A typical morning might look like jotting ome things down in a gratitude journal, then drinking a large cup of water before working out. Then jumping in the shower to start the day with kids and breakfast. Most people have some sort of morning routine it seems. But what about at night? There was a survey recently that asked about the nighttime face washing routine. That got me to thinking about the rest of the wind down time and what that looks like. Having a solid nighttime routine can work wonders for your health and how well you sleep.
So many people talk about how they aren’t sleeping well during this covid crisis. Including our favorite forever First Lady, Michelle Obama. The lack of good sleep has a few different factors. There’s the fact that we’re less active during the day now and so we’re not really tired at night like usual. It takes longer to get worn out. Then there’s the worry and anxiety we all seem to be feeling on some level. Even if you do get to sleep, the stress of the current reality can certainly keep you up at night. There are a few ideas that have been working over here.
The nighttime routine tells your body it’s time to wind down. So letting go of the caffeine a few hours before bedtime is always a good idea. The caffeine gives your body a boost you just don’t need at night. When the kids were small we had black out shades. They worked wonders when the time changed and it stayed light longer.

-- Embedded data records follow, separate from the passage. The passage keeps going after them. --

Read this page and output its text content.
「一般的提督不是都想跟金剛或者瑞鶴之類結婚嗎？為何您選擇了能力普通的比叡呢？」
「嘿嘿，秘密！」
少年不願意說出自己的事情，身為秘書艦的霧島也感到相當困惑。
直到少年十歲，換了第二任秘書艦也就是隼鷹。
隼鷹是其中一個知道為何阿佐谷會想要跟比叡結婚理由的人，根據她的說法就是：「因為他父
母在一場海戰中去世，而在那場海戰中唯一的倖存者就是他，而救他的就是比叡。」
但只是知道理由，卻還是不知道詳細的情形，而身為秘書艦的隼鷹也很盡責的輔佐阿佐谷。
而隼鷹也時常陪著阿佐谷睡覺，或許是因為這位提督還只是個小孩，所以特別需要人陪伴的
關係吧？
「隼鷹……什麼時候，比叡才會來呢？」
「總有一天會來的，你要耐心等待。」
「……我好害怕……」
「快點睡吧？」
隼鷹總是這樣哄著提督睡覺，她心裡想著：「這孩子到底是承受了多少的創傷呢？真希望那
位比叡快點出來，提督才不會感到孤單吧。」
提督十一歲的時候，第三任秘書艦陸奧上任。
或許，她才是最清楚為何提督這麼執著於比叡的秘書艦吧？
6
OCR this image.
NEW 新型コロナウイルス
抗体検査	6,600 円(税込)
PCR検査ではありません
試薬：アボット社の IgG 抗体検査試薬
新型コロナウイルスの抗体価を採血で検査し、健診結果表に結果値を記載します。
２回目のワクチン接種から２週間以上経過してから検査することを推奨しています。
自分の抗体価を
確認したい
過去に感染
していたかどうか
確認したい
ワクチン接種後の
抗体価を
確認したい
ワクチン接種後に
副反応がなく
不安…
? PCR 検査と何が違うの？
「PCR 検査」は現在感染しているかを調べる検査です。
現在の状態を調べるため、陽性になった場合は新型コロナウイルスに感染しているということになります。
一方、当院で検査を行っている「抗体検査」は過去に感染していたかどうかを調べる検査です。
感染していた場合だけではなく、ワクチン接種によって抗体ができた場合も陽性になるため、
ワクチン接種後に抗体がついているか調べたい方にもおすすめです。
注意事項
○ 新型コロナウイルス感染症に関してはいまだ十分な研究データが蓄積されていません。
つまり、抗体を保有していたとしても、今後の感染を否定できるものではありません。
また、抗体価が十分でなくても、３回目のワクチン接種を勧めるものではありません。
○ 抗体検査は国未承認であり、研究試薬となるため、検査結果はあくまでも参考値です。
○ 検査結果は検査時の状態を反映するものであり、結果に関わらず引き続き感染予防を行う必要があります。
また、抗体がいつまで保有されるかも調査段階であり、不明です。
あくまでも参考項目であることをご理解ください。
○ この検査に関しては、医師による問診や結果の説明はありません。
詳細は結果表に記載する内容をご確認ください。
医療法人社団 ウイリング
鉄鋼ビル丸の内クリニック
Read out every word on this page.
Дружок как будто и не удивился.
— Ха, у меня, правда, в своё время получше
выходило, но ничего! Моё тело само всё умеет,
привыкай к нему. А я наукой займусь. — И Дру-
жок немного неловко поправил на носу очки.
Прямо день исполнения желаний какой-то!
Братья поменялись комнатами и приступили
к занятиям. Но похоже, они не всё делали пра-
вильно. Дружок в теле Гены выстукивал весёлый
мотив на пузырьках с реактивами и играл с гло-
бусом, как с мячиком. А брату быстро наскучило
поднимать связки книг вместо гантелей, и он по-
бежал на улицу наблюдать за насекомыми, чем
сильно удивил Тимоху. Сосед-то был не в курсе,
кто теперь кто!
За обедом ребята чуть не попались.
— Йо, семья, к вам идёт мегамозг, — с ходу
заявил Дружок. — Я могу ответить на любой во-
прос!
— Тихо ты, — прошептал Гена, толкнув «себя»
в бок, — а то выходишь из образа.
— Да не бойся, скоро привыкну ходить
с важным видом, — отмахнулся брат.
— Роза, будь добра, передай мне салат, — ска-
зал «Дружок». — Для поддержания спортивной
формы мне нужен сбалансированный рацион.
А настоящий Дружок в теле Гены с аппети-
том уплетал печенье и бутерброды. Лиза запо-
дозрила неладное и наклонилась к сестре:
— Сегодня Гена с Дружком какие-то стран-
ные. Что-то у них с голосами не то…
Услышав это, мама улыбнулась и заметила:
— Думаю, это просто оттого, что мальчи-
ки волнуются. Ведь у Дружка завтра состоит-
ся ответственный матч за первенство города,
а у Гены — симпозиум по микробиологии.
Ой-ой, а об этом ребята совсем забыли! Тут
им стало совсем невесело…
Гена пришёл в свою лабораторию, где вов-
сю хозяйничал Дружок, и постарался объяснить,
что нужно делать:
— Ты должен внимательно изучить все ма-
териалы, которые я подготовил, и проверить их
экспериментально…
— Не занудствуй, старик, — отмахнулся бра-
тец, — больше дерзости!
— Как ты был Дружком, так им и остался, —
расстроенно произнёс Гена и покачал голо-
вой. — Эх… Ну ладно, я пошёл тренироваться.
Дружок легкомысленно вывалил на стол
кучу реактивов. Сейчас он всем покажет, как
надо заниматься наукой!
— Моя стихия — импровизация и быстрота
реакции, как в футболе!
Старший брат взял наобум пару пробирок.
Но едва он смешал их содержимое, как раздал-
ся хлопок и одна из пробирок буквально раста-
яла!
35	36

Keeping the room dark works to tell your body it’s time to sleep.
We all have heard how good meditation is for bringing inner calm, right? Try a sleep meditation or a bedtime story to help lull you off to sleep. There are some good ones on the Calm and Peloton apps.
Unplug a few hours before bed. Let social media take a rest and give your eyes a break from staring at a screen. Maybe swap the phone for a book to snuggle up to before sleeping.
You know how a good stretch after a workout leaves you feeling so relaxed. How about doing a nice full body stretch before bed to release any tension in your body and help you sleep better.
Speaking of exercise, if you can avoid it, don’t do it right before bed. Exercise tends to get the adrenalin flowing and wakes your body up instead of the wind down you need at night.
Try a brain dump! Write down everything you need to do the next day in a brain dump. You’ll feel like you Then those things are less likely to be running around your head at night and keeping you up.
Another tip is to leave your phone charging at night in another room. You’ll be less tempted to pick it up and get sucked in.